Relations have frayed badly under this administration. The Blade reported recently that the city had withheld, since July 1, roughly $8,000 a month in federal aid to Family House, a shelter in central Toledo, over $19 spent on gasoline to transport homeless people to a Mud Hens game. The city finally paid the shelter this month, Renee Palacios, the executive director of Family House, told The Blade’s editorial page.
It’s unclear whether the Department of Neighborhoods sought to punish an outspoken shelter director or was just blinded by red tape. Either way, under Mayor Bell, the department has become an unresponsive bureaucracy that at times appears almost at war with the shelters.
Cuts in funding from the U.S. Department of Housing and Urban Development demand efficient delivery of services. That’s impossible if all those who are charged with helping Toledo’s homeless population are not working together.
So-called centralized intake has become one of the most divisive issues. Before this year, Toledo had a “no wrong door” policy. Homeless people would go to a shelter and either find help there or get sent to another shelter.
Since early this year, however, people who seek shelter must call the United Way’s 211 line. They answer certain questions, then get referred by an operator to a shelter that has room. One shelter even installed a phone near its entrance so that staff members could help homeless people with 211 calls.
Once in an emergency shelter, clients are supposed to meet quickly with United Way housing specialists — funded by the Toledo-Lucas County Homelessness Board — who assess their needs and try to place them in permanent housing. United Way gets $193,000 a year to provide these so-called coordinated assessment services. (The agency gets no additional money for its 211 line.)
United Way’s 211 system has advantages, including up-to-date and thorough information about shelter availability in Toledo, round the clock. At the United Way call center in downtown Toledo, the conversations of call operators are monitored for thoroughness, accuracy, initiative, and even empathy.
But some calls were mishandled, especially after hours and on weekends, when they were taken by out-of-county operators in Napoleon, 40 miles away. Outsourcing those calls was a mistake. Local operators now handle all calls.
The best option may be to use both 211 and “no wrong door,” as Ken Leslie, a local homeless advocate and founder of Tent City, recommends. While keeping the advantages of 211 central access, shelters could also immediately serve people at their doors who may be cold, hungry, or mentally ill.
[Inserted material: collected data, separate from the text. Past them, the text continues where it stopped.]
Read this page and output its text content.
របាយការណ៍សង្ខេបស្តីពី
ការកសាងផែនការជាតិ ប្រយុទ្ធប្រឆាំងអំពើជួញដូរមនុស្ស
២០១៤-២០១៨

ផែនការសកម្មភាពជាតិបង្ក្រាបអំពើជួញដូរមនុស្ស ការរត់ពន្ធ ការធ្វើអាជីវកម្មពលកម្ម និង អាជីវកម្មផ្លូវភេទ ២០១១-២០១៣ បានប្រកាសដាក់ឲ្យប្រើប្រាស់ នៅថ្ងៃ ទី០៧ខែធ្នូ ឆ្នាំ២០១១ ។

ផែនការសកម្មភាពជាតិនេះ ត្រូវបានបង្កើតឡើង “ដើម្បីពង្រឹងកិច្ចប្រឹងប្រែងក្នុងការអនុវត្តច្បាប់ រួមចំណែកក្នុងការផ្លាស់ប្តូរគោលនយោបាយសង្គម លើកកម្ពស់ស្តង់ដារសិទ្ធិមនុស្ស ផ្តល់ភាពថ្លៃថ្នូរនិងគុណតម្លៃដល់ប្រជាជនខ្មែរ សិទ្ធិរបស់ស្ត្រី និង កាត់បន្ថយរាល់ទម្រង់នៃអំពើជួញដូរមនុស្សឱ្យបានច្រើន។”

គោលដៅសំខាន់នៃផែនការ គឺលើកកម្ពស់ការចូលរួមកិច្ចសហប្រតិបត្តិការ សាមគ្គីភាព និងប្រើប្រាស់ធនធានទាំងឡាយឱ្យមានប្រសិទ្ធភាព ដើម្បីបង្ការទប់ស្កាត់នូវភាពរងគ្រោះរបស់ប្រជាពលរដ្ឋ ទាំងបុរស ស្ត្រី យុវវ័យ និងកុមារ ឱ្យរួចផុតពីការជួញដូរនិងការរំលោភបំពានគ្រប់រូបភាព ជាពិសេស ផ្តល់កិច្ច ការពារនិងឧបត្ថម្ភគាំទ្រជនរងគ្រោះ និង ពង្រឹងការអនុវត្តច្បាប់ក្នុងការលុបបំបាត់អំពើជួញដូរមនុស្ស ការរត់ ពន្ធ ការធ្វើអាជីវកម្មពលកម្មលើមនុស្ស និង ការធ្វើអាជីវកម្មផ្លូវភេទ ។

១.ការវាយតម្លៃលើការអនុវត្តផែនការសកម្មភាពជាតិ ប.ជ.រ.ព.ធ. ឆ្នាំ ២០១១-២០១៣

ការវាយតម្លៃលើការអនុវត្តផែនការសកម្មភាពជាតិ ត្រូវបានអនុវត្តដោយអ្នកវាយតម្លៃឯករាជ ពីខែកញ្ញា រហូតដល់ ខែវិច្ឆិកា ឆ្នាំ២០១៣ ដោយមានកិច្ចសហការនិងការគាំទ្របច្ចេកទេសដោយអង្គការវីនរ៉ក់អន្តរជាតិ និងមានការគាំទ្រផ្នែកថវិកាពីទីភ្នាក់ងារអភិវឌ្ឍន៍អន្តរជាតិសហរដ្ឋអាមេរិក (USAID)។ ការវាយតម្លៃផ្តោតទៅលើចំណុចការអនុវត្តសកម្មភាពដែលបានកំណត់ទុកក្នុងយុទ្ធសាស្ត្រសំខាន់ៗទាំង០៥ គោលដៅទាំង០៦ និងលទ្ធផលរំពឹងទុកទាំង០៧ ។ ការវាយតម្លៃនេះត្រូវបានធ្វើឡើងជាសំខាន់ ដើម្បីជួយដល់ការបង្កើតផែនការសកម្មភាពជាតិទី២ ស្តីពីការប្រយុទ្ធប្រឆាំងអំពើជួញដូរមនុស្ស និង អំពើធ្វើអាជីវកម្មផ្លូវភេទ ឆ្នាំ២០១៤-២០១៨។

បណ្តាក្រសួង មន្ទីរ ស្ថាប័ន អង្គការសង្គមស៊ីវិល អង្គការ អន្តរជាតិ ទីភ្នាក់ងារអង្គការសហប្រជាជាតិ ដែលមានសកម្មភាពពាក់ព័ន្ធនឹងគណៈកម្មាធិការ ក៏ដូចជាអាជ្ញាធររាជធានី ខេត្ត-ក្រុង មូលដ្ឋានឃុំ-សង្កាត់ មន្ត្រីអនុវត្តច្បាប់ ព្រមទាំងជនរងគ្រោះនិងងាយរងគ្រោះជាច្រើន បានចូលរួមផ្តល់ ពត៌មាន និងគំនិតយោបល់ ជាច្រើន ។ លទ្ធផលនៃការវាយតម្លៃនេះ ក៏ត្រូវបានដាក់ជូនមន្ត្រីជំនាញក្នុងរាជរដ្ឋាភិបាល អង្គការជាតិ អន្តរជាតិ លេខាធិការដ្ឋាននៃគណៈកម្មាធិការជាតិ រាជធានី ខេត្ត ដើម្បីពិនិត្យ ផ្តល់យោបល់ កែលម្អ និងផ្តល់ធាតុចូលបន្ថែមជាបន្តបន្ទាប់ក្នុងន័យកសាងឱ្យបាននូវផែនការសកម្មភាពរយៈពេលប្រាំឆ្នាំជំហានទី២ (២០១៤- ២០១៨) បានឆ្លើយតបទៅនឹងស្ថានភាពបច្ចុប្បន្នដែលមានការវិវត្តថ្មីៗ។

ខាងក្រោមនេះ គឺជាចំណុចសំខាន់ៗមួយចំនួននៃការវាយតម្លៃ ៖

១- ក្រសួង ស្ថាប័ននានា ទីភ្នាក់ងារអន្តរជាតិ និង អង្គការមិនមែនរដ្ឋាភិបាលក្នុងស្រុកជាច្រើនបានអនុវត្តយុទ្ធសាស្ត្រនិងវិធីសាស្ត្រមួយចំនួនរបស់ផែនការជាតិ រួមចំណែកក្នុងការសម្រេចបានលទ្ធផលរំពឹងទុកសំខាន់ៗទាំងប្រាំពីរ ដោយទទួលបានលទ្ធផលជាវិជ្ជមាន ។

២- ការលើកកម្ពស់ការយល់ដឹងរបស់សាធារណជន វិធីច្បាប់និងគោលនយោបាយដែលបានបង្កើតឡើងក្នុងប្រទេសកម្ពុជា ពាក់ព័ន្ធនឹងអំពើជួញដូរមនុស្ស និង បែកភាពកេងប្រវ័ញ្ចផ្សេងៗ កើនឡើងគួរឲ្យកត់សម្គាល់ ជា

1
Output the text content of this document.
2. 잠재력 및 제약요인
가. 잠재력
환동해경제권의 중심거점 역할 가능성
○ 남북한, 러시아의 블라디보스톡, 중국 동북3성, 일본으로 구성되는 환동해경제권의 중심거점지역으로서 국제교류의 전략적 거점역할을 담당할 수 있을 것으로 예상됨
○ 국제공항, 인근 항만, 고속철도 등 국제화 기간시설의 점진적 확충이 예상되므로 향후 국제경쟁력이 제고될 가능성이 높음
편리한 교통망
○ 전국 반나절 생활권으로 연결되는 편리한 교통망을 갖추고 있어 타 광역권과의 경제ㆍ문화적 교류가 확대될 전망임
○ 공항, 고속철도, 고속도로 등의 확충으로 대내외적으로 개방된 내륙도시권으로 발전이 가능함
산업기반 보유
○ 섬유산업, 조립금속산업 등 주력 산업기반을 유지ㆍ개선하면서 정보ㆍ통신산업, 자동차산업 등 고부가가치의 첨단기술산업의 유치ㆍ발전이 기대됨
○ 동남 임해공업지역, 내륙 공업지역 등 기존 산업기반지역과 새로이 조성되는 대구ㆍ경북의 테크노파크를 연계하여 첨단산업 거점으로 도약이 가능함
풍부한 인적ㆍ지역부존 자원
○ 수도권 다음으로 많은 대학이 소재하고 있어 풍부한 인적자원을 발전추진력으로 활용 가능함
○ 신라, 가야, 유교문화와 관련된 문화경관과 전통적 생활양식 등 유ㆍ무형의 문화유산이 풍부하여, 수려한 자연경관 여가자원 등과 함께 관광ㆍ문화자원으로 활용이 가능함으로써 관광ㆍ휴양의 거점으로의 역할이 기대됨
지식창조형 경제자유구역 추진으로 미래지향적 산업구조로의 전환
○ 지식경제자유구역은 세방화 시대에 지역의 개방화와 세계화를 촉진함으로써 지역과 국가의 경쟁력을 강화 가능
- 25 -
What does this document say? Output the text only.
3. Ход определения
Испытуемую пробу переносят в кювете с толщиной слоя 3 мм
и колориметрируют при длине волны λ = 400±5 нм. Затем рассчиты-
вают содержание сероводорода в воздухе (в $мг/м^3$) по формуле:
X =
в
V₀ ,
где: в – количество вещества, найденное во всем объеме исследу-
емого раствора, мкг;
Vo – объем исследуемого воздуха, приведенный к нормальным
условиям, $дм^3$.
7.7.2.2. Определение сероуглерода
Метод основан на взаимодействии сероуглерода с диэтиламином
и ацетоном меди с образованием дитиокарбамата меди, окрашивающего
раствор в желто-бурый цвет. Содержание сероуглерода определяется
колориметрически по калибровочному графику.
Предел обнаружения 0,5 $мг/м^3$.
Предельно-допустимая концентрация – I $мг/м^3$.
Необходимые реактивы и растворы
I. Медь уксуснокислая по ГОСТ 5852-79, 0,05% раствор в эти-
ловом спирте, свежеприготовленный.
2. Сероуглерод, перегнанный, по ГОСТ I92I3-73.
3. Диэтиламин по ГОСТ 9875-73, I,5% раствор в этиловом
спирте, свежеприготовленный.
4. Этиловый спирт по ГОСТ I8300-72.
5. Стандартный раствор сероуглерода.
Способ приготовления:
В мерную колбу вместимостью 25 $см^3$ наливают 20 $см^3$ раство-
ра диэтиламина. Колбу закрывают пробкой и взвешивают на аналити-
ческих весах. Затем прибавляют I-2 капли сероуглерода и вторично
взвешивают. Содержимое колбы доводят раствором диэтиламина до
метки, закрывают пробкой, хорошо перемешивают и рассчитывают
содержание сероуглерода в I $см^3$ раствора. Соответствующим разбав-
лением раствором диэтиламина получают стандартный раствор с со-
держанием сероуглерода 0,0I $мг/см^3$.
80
The two systems could complement each other, as long as both recorded and reported all emergency shelter placements, so that the community’s data bank of shelter beds remained current.
Continuing to use United Way case managers and housing specialists to move people from emergency shelter to permanent housing may also be the best option. United Way is adding a case manager for coordinated assessment, and backlogs have reportedly ended.
Wait times in emergency shelters to see a housing specialist don’t exceed a week, and often are less than 72 hours. Coordinated assessment has lowered the number of people returning to homelessness.
Still, the Bell administration and its successor, and the community, should determine how the system could improve. Would United Way case workers, for example, be more effective if they were based in assigned shelters?
Among the other issues the community must examine, perhaps through a task force, is developing more flexible local guidelines for rapid rehousing — the practice of moving people out of shelters quickly. Rapid rehousing doesn’t work for everyone, including some victims of domestic abuse. Homeless people, and former homeless people, must be part of this larger community conversation.
Roughly 1,000 people are homeless in Toledo at any given time, but as many as 3,000 are homeless at some time during the year. So far, Toledo has made sure they don’t end up under bridges, in parks, or inside vacant buildings.
Much of that progress was threatened during the Bell administration. Maintaining it, and moving forward, will take a lot more openness, good will, and cooperation from Mayor Collins’ team.